Question

Calculate δh o for the reaction. enter your answer in the provided box. ch3oh + hbr → ch3br + h2o

Answer 1

To calculate the enthalpy change for a reaction, the enthalpy changes of the individual reactions involved are needed.

Step-by-step explanation:

The enthalpy change, ΔHo, for a reaction can be calculated using Hess's Law. To calculate ΔHo for the reaction CH3OH + HBr → CH3Br + H2O, we need to use the enthalpy changes of the individual reactions involved. The given information does not include the enthalpy changes for the reactions involved, so we cannot calculate ΔHo without that information.

Answer 2

The standard enthalpy change (ΔH°) for the given reaction is approximately -103.8 kJ/mol.

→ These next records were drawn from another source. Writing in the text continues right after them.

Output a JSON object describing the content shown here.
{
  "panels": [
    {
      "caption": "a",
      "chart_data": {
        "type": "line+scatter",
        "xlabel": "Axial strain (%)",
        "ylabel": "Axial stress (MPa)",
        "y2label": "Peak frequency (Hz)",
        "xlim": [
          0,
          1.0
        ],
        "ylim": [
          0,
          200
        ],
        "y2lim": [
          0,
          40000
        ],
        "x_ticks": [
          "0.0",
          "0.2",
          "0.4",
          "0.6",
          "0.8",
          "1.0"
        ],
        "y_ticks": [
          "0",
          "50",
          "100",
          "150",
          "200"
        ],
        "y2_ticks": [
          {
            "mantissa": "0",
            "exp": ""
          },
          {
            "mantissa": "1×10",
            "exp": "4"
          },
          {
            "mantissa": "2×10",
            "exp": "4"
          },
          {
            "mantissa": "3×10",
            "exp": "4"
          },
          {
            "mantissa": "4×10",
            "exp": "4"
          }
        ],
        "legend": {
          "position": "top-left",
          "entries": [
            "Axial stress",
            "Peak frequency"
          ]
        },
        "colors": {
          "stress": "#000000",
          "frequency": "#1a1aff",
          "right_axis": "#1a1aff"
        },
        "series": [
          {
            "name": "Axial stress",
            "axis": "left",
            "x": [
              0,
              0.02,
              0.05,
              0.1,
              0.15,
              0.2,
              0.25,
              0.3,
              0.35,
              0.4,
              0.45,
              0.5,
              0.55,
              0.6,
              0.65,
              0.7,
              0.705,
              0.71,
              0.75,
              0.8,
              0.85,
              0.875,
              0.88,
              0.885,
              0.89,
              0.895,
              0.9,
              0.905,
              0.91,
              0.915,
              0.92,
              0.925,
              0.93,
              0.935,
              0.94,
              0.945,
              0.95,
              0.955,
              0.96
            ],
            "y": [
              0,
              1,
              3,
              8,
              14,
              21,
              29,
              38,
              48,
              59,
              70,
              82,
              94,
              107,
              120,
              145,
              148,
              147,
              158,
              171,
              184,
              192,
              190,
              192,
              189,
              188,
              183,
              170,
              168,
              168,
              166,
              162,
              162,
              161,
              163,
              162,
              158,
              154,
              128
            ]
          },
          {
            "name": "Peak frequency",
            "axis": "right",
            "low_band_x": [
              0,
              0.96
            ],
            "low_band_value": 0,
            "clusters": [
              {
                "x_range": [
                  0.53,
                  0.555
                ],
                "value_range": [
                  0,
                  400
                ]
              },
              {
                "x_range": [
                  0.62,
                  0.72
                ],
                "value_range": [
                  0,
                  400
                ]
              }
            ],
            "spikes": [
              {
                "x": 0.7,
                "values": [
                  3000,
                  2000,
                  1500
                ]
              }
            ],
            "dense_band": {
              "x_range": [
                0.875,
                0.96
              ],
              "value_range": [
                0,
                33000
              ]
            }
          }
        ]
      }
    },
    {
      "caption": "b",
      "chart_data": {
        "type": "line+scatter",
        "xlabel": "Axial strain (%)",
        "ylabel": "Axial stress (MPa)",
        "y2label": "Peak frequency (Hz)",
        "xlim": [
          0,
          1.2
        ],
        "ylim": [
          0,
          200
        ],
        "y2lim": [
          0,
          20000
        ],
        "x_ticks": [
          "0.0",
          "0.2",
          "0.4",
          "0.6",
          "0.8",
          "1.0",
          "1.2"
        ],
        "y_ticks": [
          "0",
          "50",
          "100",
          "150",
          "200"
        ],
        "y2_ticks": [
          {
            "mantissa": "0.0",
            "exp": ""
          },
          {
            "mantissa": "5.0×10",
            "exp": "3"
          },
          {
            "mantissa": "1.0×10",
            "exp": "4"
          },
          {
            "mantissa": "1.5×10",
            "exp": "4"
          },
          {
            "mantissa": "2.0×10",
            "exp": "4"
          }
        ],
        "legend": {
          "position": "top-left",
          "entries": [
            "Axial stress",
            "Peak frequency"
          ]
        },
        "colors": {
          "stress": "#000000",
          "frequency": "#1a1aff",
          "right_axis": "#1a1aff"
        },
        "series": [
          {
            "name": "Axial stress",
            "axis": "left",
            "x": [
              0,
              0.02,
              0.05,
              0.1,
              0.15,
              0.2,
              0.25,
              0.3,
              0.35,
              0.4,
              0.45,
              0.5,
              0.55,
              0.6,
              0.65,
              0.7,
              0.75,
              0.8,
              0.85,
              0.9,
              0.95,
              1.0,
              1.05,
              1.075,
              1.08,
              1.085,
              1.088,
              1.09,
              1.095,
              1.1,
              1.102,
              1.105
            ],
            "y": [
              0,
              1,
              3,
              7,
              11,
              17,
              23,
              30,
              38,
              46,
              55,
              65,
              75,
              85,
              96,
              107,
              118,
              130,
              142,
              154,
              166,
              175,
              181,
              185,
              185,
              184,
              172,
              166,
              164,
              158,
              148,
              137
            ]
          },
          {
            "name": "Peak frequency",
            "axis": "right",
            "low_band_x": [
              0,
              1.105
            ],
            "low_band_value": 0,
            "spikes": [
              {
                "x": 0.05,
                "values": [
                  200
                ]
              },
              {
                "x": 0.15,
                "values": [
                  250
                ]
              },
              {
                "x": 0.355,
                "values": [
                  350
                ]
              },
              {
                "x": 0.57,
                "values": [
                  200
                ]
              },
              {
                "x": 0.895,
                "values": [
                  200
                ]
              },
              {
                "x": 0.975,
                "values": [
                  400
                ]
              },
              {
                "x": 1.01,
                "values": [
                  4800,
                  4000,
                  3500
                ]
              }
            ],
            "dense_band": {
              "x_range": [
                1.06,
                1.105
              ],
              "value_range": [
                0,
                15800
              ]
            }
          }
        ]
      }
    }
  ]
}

To calculate the standard enthalpy change (ΔH°) for the given reaction:

CH3OH + HBr → CH3Br + H2O

You can use the standard enthalpy of formation values for each compound involved in the reaction. The standard enthalpy of formation (ΔHf°) represents the change in enthalpy when one mole of a compound is formed from its elements in their standard states.

Here are the standard enthalpy of formation values:

- ΔHf° for CH3OH (methanol) = -238.6 kJ/mol

- ΔHf° for HBr (hydrogen bromide) = -36.4 kJ/mol

- ΔHf° for CH3Br (methyl bromide) = -93.0 kJ/mol

- ΔHf° for H2O (water) = -285.8 kJ/mol

Now, you can use these values to calculate ΔH° for the reaction:

ΔH° = ΣΔHf°(products) - ΣΔHf°(reactants)

ΔH° = [ΔHf°(CH3Br) + ΔHf°(H2O)] - [ΔHf°(CH3OH) + ΔHf°(HBr)]

ΔH° = [(-93.0 kJ/mol) + (-285.8 kJ/mol)] - [(-238.6 kJ/mol) + (-36.4 kJ/mol)]

Now, calculate the values:

ΔH° = [-378.8 kJ/mol] - [-275.0 kJ/mol]

ΔH° = -378.8 kJ/mol + 275.0 kJ/mol

ΔH° = -103.8 kJ/mol

So, the standard enthalpy change (ΔH°) for the given reaction is approximately -103.8 kJ/mol.